Fig. 5The distribution of the predicted probability of digenic interaction effect in 6 additional test sets. (A) The distribution of the predicted probability of digenic interaction effect in the hypothesis-based set extracted from the original negative set (Fig. 1). (B) The test set was generated from healthy people of 7 trios with different rare diseases. (C)-(E) The predicted probability of digenic interaction effect in 3 literature-based sets used in VarCoPP. (F)-(G) The only positive test set from which the digenic gene pairs were manually curated from the disease research studies. Samples in (G) were also served as positive test set by DiGePred.
Fig. 6The detailed comparison between DIEP and DiGePred. (A and B) The PR curves for DIEP and DiGePred on two held-out test sets from DiGePred paper (unaffected- and random-no-gene-overlap). The values near the curves indicate the PR AUCs of different curves. (C) The predicted results of DIEP and DiGePred on the Manual test set. (D) The comparison between DIEP and DiGePred on 100 down-sampling sub-test sets. Each sub-test set contains 128 gene pairs (64 positives from the Manual test set and 64 negatives down-sampled from the Test set). The scatter plot (red dots) indicates the McNemar’s p-values of 100 sub-test sets, and the line chart shows the corresponding predicted accuracy of two methods in each set. (E) The distribution of predicted scores of 64 probably digenic gene pairs by DIEP and DiGePred. Each bar represents one gene pair, and the length of each line indicates the value size. The gray area shows the percentage of the wrong predictions of two methods under the best thresholds.

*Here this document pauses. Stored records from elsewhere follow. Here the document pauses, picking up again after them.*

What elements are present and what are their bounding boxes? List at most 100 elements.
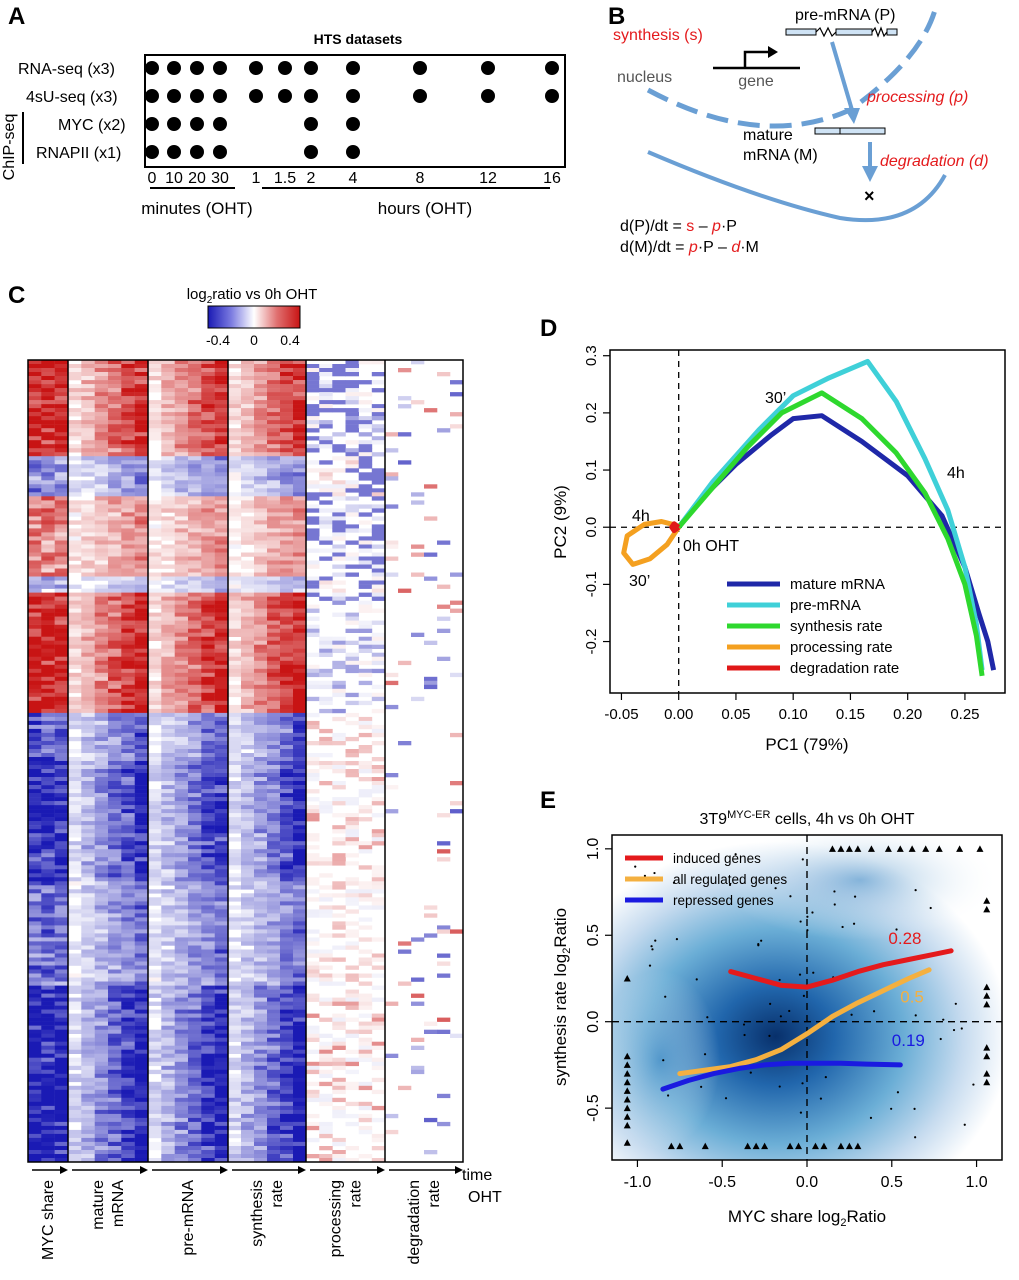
heatmap-cell: [161, 813, 175, 818]
heatmap-cell: [293, 773, 307, 778]
heatmap-cell: [161, 853, 175, 858]
heatmap-cell: [254, 556, 268, 561]
heatmap-cell: [241, 1077, 255, 1083]
heatmap-cell: [108, 576, 122, 581]
heatmap-cell: [332, 688, 346, 694]
heatmap-cell: [306, 664, 320, 670]
heatmap-cell: [134, 845, 149, 850]
heatmap-cell: [345, 372, 359, 377]
heatmap-cell: [28, 985, 42, 990]
heatmap-cell: [201, 1013, 215, 1018]
heatmap-cell: [134, 552, 149, 557]
heatmap-cell: [254, 765, 268, 770]
heatmap-cell: [134, 456, 149, 461]
heatmap-cell: [41, 909, 55, 914]
heatmap-cell: [319, 424, 333, 429]
heatmap-cell: [267, 452, 281, 457]
heatmap-cell: [68, 1049, 82, 1054]
heatmap-cell: [121, 901, 135, 906]
heatmap-cell: [201, 736, 215, 742]
heatmap-cell: [280, 937, 294, 942]
heatmap-cell: [345, 416, 359, 421]
heatmap-cell: [332, 841, 346, 846]
heatmap-cell: [161, 1097, 175, 1103]
heatmap-cell: [68, 676, 82, 682]
heatmap-cell: [293, 765, 307, 770]
heatmap-cell: [254, 941, 268, 946]
heatmap-cell: [280, 1101, 294, 1107]
heatmap-cell: [188, 592, 202, 597]
scatter-point: [811, 911, 814, 914]
heatmap-cell: [148, 1061, 162, 1067]
heatmap-cell: [161, 440, 175, 445]
heatmap-cell: [161, 897, 175, 902]
heatmap-cell: [94, 745, 109, 750]
heatmap-cell: [161, 556, 175, 561]
heatmap-cell: [280, 1073, 294, 1079]
heatmap-cell: [108, 1101, 122, 1107]
heatmap-cell: [293, 492, 307, 497]
heatmap-cell: [81, 813, 95, 818]
heatmap-cell: [134, 732, 149, 738]
heatmap-cell: [332, 384, 346, 389]
heatmap-cell: [254, 508, 268, 513]
heatmap-cell: [28, 720, 42, 726]
heatmap-cell: [68, 364, 82, 369]
heatmap-cell: [148, 881, 162, 886]
heatmap-cell: [358, 724, 373, 730]
heatmap-cell: [108, 817, 122, 822]
heatmap-cell: [267, 572, 281, 577]
heatmap-cell: [94, 400, 109, 405]
heatmap-cell: [148, 929, 162, 934]
heatmap-cell: [188, 380, 202, 385]
heatmap-cell: [228, 716, 242, 722]
heatmap-cell: [188, 608, 202, 613]
heatmap-cell: [319, 897, 333, 902]
heatmap-cell: [332, 468, 346, 473]
heatmap-cell: [134, 584, 149, 589]
heatmap-cell: [81, 420, 95, 425]
heatmap-cell: [161, 869, 175, 874]
heatmap-cell: [28, 392, 42, 397]
heatmap-cell: [201, 757, 215, 762]
heatmap-cell: [254, 660, 268, 666]
heatmap-cell: [161, 833, 175, 838]
heatmap-cell: [134, 652, 149, 657]
heatmap-cell: [267, 524, 281, 529]
heatmap-cell: [228, 1121, 242, 1127]
heatmap-cell: [41, 813, 55, 818]
heatmap-cell: [188, 688, 202, 694]
heatmap-cell: [94, 873, 109, 878]
heatmap-cell: [94, 684, 109, 690]
heatmap-cell: [241, 933, 255, 938]
heatmap-cell: [94, 456, 109, 461]
heatmap-cell: [161, 1081, 175, 1087]
heatmap-cell: [121, 845, 135, 850]
heatmap-cell: [81, 660, 95, 666]
equation-p: d(P)/dt = s – p·P: [620, 218, 737, 235]
heatmap-cell: [174, 945, 189, 950]
heatmap-cell: [121, 576, 135, 581]
heatmap-cell: [254, 488, 268, 493]
heatmap-cell: [358, 769, 373, 774]
heatmap-cell: [28, 1017, 42, 1022]
heatmap-cell: [188, 921, 202, 926]
heatmap-cell: [293, 777, 307, 782]
heatmap-cell: [41, 1037, 55, 1042]
heatmap-cell: [174, 1121, 189, 1127]
heatmap-cell: [254, 969, 268, 974]
heatmap-cell: [358, 1001, 373, 1006]
heatmap-cell: [54, 941, 69, 946]
heatmap-cell: [241, 1093, 255, 1099]
heatmap-cell: [174, 1021, 189, 1026]
heatmap-cell: [134, 568, 149, 573]
heatmap-cell: [345, 360, 359, 365]
heatmap-cell: [134, 648, 149, 653]
heatmap-cell: [94, 572, 109, 577]
heatmap-cell: [54, 576, 69, 581]
heatmap-cell: [267, 797, 281, 802]
heatmap-cell: [68, 805, 82, 810]
heatmap-cell: [254, 512, 268, 517]
heatmap-cell: [214, 432, 229, 437]
heatmap-cell: [228, 464, 242, 469]
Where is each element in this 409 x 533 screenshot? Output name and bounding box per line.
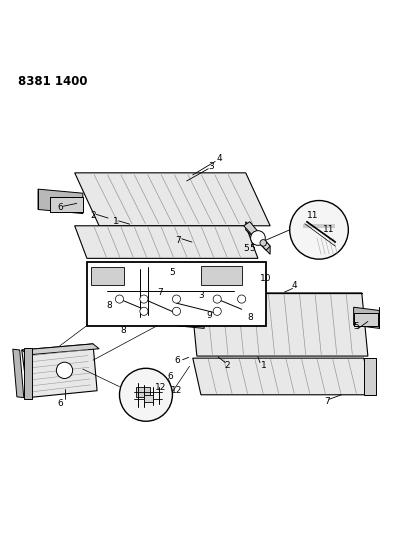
Polygon shape (91, 266, 123, 285)
Text: 7: 7 (157, 288, 163, 297)
Text: 12: 12 (154, 383, 166, 392)
Polygon shape (192, 358, 371, 395)
Text: 3: 3 (198, 290, 203, 300)
Polygon shape (38, 189, 83, 214)
Text: 5: 5 (352, 322, 358, 332)
Text: 2: 2 (224, 360, 229, 369)
Circle shape (259, 240, 266, 246)
Polygon shape (135, 386, 150, 397)
Text: 1: 1 (112, 217, 118, 226)
Text: 4: 4 (216, 154, 222, 163)
Polygon shape (363, 358, 375, 395)
Circle shape (56, 362, 72, 378)
Text: 4: 4 (291, 281, 297, 290)
Polygon shape (50, 197, 83, 212)
Text: 7: 7 (175, 236, 181, 245)
Text: 8: 8 (106, 301, 112, 310)
Polygon shape (22, 344, 97, 398)
Polygon shape (74, 226, 257, 259)
Polygon shape (13, 349, 24, 398)
Polygon shape (178, 313, 202, 326)
Polygon shape (245, 222, 270, 254)
Circle shape (139, 295, 148, 303)
Bar (144, 395, 153, 402)
Circle shape (213, 295, 221, 303)
Circle shape (213, 307, 221, 316)
Circle shape (119, 368, 172, 421)
Text: 1: 1 (261, 360, 266, 369)
Polygon shape (243, 222, 270, 250)
Circle shape (289, 200, 348, 259)
Text: 6: 6 (57, 203, 63, 212)
Text: 11: 11 (306, 211, 318, 220)
Text: 7: 7 (324, 397, 329, 406)
Polygon shape (170, 307, 204, 328)
Text: 8381 1400: 8381 1400 (18, 75, 87, 88)
Circle shape (250, 231, 265, 245)
Polygon shape (353, 313, 377, 326)
Text: 6: 6 (174, 357, 180, 366)
Text: 9: 9 (206, 311, 211, 320)
Text: 8: 8 (246, 313, 252, 322)
Polygon shape (24, 348, 32, 399)
Polygon shape (353, 307, 378, 328)
Polygon shape (74, 173, 270, 226)
Polygon shape (190, 293, 367, 356)
Text: 5: 5 (169, 268, 175, 277)
Text: 6: 6 (57, 399, 63, 408)
Circle shape (237, 295, 245, 303)
Text: 11: 11 (323, 225, 334, 235)
Circle shape (115, 295, 123, 303)
Polygon shape (302, 224, 335, 228)
Text: 6: 6 (167, 372, 173, 381)
Text: 2: 2 (90, 211, 96, 220)
Text: 3: 3 (208, 162, 213, 171)
Bar (87, 262, 265, 326)
Polygon shape (22, 344, 99, 355)
Circle shape (139, 307, 148, 316)
Text: 8: 8 (120, 326, 126, 335)
Text: 10: 10 (260, 274, 271, 283)
Circle shape (172, 295, 180, 303)
Text: 5: 5 (248, 244, 254, 253)
Text: 12: 12 (171, 386, 182, 395)
Polygon shape (200, 265, 241, 285)
Text: 5: 5 (242, 245, 248, 254)
Circle shape (172, 307, 180, 316)
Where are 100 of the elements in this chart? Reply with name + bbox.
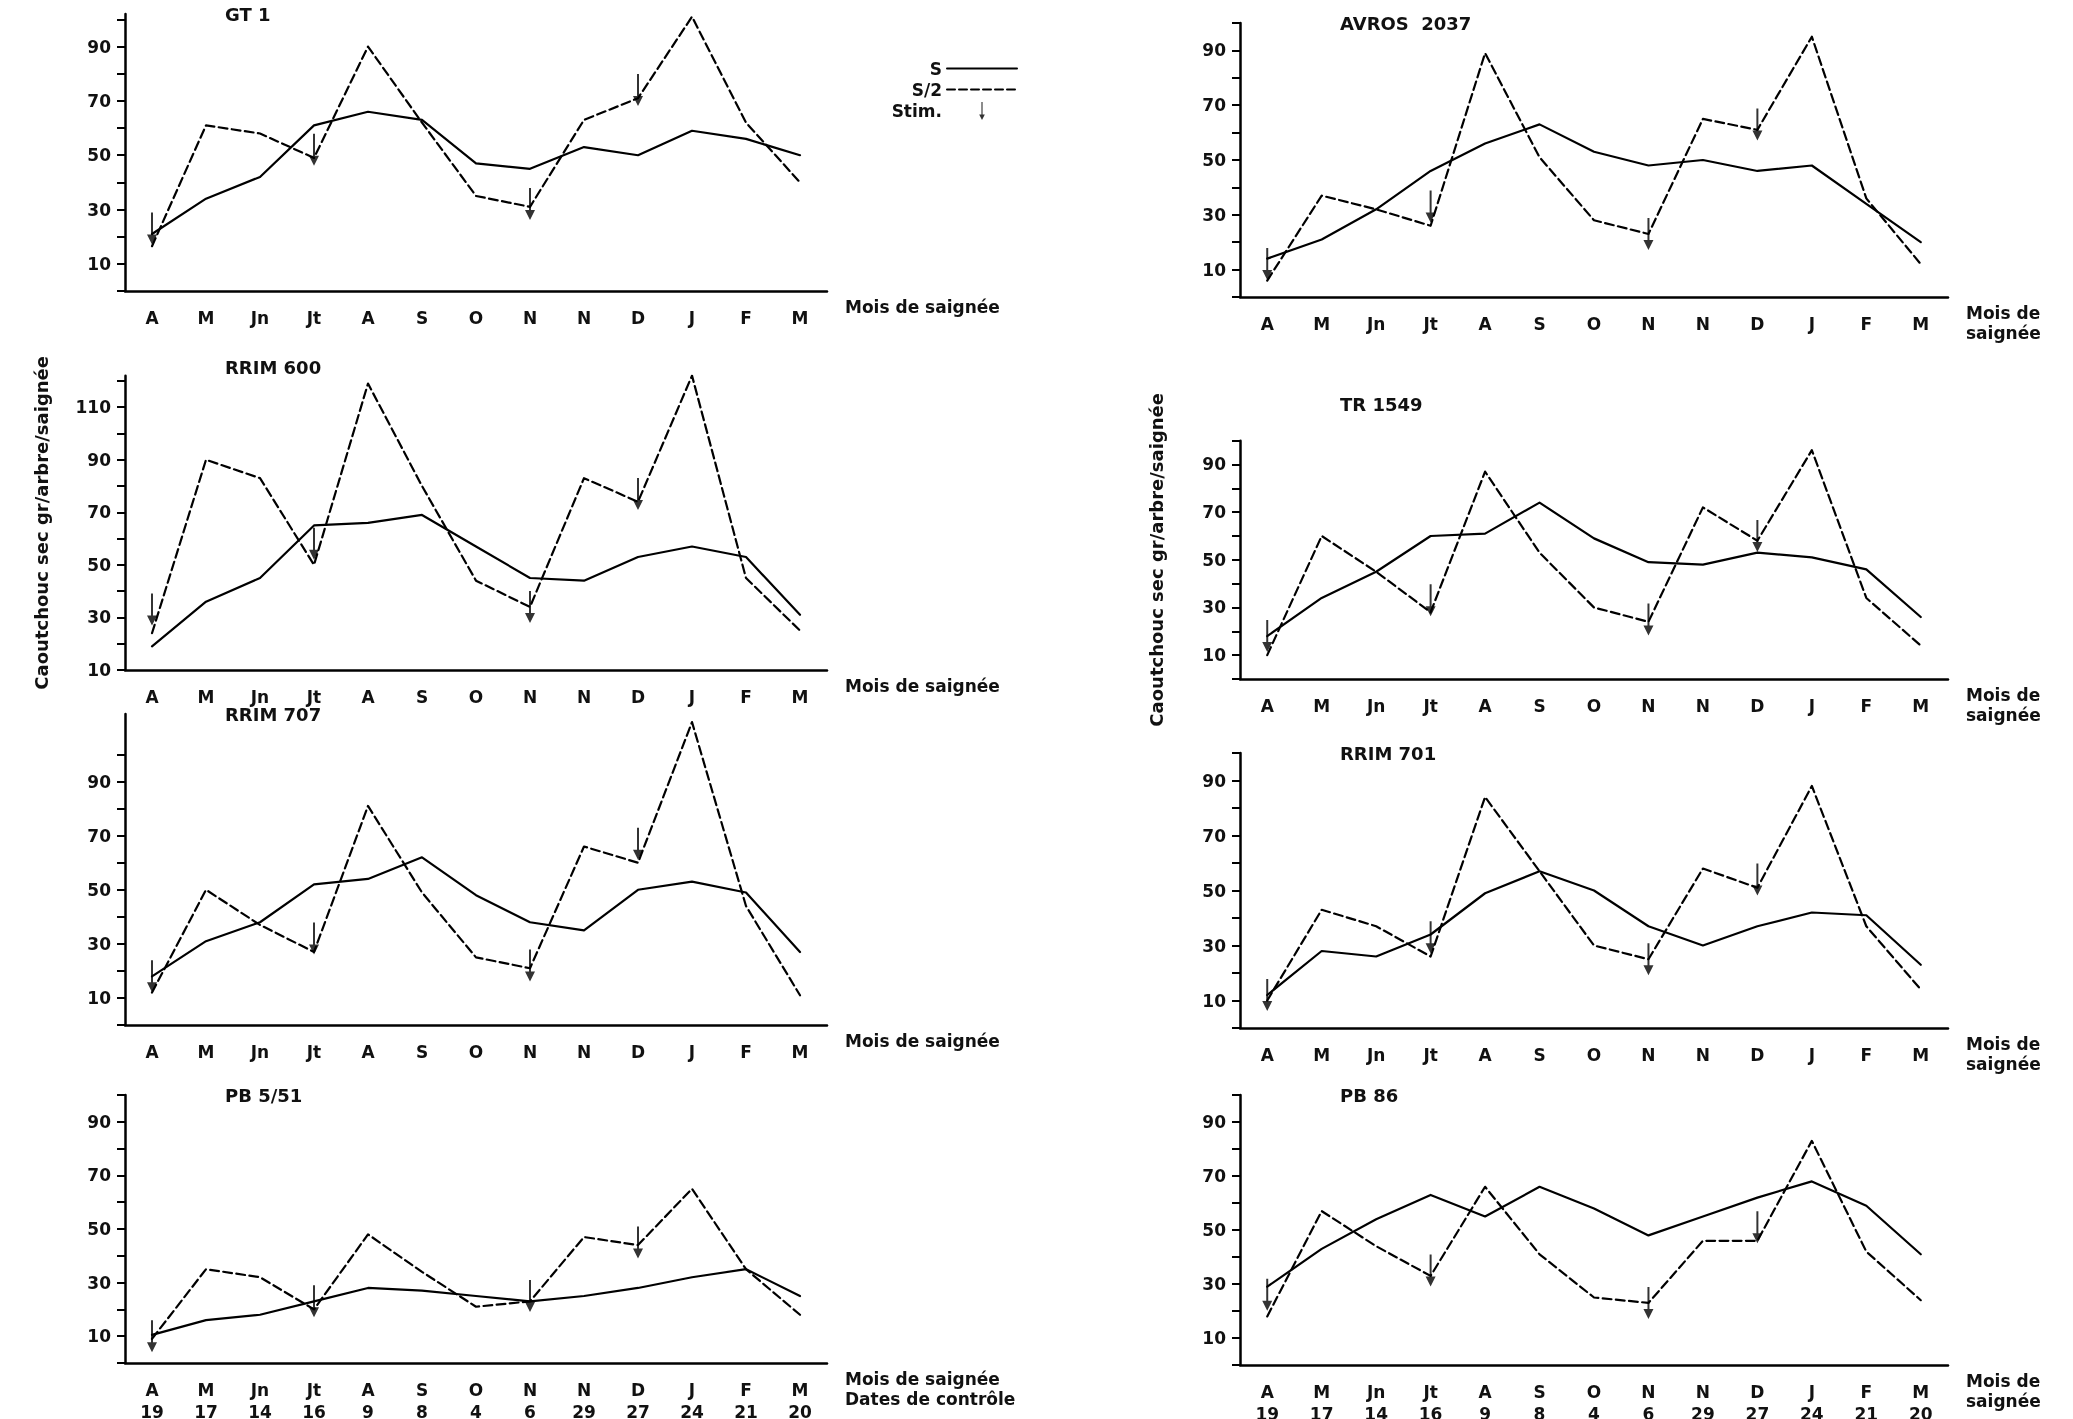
x-axis-title: Mois de saignée Dates de contrôle (845, 1369, 1016, 1409)
x-tick-label: N (522, 687, 538, 707)
x-tick-label: D (630, 308, 646, 328)
x-tick-label: Jt (305, 308, 322, 328)
x-tick-label: M (197, 308, 215, 328)
y-tick-label: 110 (75, 397, 112, 418)
x-tick-label: N (1641, 696, 1656, 716)
x-tick-label: S (415, 687, 429, 707)
x-tick-label: A 9 (361, 1380, 376, 1419)
x-tick-label: S 8 (415, 1380, 429, 1419)
x-tick-label: M (197, 1042, 215, 1062)
x-axis-title: Mois de saignée (1966, 685, 2041, 725)
x-tick-label: S (1533, 1045, 1546, 1065)
x-tick-label: Jt (305, 687, 322, 707)
y-tick-label: 30 (1202, 1274, 1227, 1294)
x-tick-label: S (1533, 314, 1546, 334)
x-tick-label: Jn (1365, 696, 1386, 716)
x-tick-label: N (1641, 1045, 1656, 1065)
line-series (1266, 1139, 1922, 1318)
x-tick-label: A (1478, 696, 1493, 716)
y-tick-label: 50 (87, 145, 112, 166)
x-tick-label: J (1807, 1045, 1816, 1065)
x-tick-label: A (1478, 1045, 1493, 1065)
x-tick-label: F (740, 1042, 752, 1062)
y-tick-label: 70 (1202, 1166, 1227, 1186)
chart-title: GT 1 (225, 3, 271, 25)
y-axis-title: Caoutchouc sec gr/arbre/saignée (1145, 393, 1167, 727)
x-tick-label: O (468, 687, 484, 707)
line-series (1266, 449, 1922, 657)
x-tick-label: Jt (1422, 1045, 1438, 1065)
x-tick-label: A (145, 308, 160, 328)
x-tick-label: D (1750, 314, 1765, 334)
x-tick-label: N (1695, 1045, 1711, 1065)
x-tick-label: N (576, 1042, 592, 1062)
x-tick-label: N (1641, 314, 1656, 334)
x-tick-label: M (1313, 314, 1331, 334)
x-axis-title: Mois de saignée (1966, 1371, 2041, 1411)
x-tick-label: D 27 (626, 1380, 650, 1419)
y-tick-label: 30 (87, 199, 112, 220)
x-tick-label: O (1586, 1045, 1602, 1065)
x-tick-label: A (361, 308, 376, 328)
chart-title: TR 1549 (1340, 393, 1423, 415)
y-tick-label: 50 (1202, 150, 1227, 170)
x-tick-label: Jt 16 (302, 1380, 326, 1419)
y-tick-label: 30 (87, 933, 112, 954)
x-tick-label: Jt (305, 1042, 322, 1062)
x-tick-label: N 29 (572, 1380, 596, 1419)
y-tick-label: 70 (87, 502, 112, 523)
x-tick-label: M (1912, 1045, 1930, 1065)
y-tick-label: 10 (1202, 645, 1227, 666)
y-tick-label: 90 (87, 36, 112, 57)
x-tick-label: O (1586, 314, 1602, 334)
y-tick-label: 90 (1202, 1112, 1227, 1132)
x-tick-label: N (576, 687, 592, 707)
y-tick-label: 90 (87, 449, 112, 470)
x-tick-label: N (522, 308, 538, 328)
chart-title: PB 5/51 (225, 1084, 303, 1106)
x-tick-label: A (361, 1042, 376, 1062)
y-axis-title: Caoutchouc sec gr/arbre/saignée (30, 356, 52, 690)
x-tick-label: M (791, 687, 809, 707)
x-tick-label: N (1695, 696, 1711, 716)
y-tick-label: 30 (87, 1272, 112, 1293)
y-tick-label: 70 (1202, 95, 1227, 116)
y-tick-label: 50 (1202, 880, 1227, 901)
x-tick-label: A (145, 687, 160, 707)
x-tick-label: D (1750, 1045, 1765, 1065)
x-axis-title: Mois de saignée (1966, 1034, 2041, 1074)
x-tick-label: N (576, 308, 592, 328)
x-tick-label: M (791, 308, 809, 328)
x-tick-label: S (415, 1042, 429, 1062)
x-tick-label: M (1313, 696, 1331, 716)
y-tick-label: 50 (1202, 549, 1227, 570)
x-tick-label: A (1260, 696, 1275, 716)
x-tick-label: M (1313, 1045, 1331, 1065)
x-tick-label: M (197, 687, 215, 707)
y-tick-label: 90 (87, 771, 112, 792)
y-tick-label: 70 (1202, 825, 1227, 846)
chart-title: RRIM 701 (1340, 742, 1437, 764)
y-tick-label: 70 (87, 825, 112, 846)
x-tick-label: Jt (1422, 314, 1438, 334)
x-axis-title: Mois de saignée (845, 1031, 1000, 1051)
x-tick-label: F (1860, 1045, 1873, 1065)
y-tick-label: 10 (87, 253, 112, 274)
x-tick-label: J (687, 308, 696, 328)
x-tick-label: M 20 (788, 1380, 812, 1419)
x-tick-label: F 21 (734, 1380, 758, 1419)
chart-title: RRIM 600 (225, 356, 322, 378)
chart-title: PB 86 (1340, 1084, 1399, 1106)
x-axis-title: Mois de saignée (845, 297, 1000, 317)
chart-title: AVROS 2037 (1340, 12, 1472, 34)
y-tick-label: 50 (1202, 1220, 1227, 1240)
x-axis-title: Mois de saignée (845, 676, 1000, 696)
y-tick-label: 30 (87, 607, 112, 628)
x-tick-label: S (1533, 696, 1546, 716)
x-tick-label: O (468, 308, 484, 328)
x-tick-label: N (522, 1042, 538, 1062)
x-tick-label: N (1695, 314, 1711, 334)
x-tick-label: F (1860, 696, 1873, 716)
y-tick-label: 10 (87, 987, 112, 1008)
legend-label: Stim. (891, 101, 942, 121)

Fig. 7The statistical result and the enrichment ratio plot for 15 same disease gene pair sets and 35 different diseases gene pair sets. (A) The statistic result between 15 same disease gene pair sets and 15 representative different diseases gene pair sets. The red circle indicates the proportion of digenic gene pairs in which both genes are from the same disease, and the blue one is the proportion of digenic gene pairs in which both genes are from different diseases. The size of the circle depended on the proportion. The red line indicates a significant result with P-value ≤ 1E-05, the black line indicates the P-value > 0.05, and the blue line indicates the P-value falls in the middle of two P values. (B) The scatter plot of odds ratios for comparisons between 15 same disease gene pair sets and 35 different diseases gene pair sets. The red dotted line shows the OR threshold of 1. (C) The detailed enrichment values of comparisons between monogenic disease Retinoblastoma Disease and 35 different diseases gene pair sets. Each line indicates one comparison, the length of the line means the 95% confidence interval and the red line link 35 enrichment values. The dotted line shows the Odds ratio = 1. (D) The detailed enrichment values of comparisons between oligogenic disease Bardet-Biedl syndrome and 35 different diseases gene pair sets. (E) The detailed enrichment values of comparisons between polygenic disease Diabetes and 35 different diseases gene pair sets.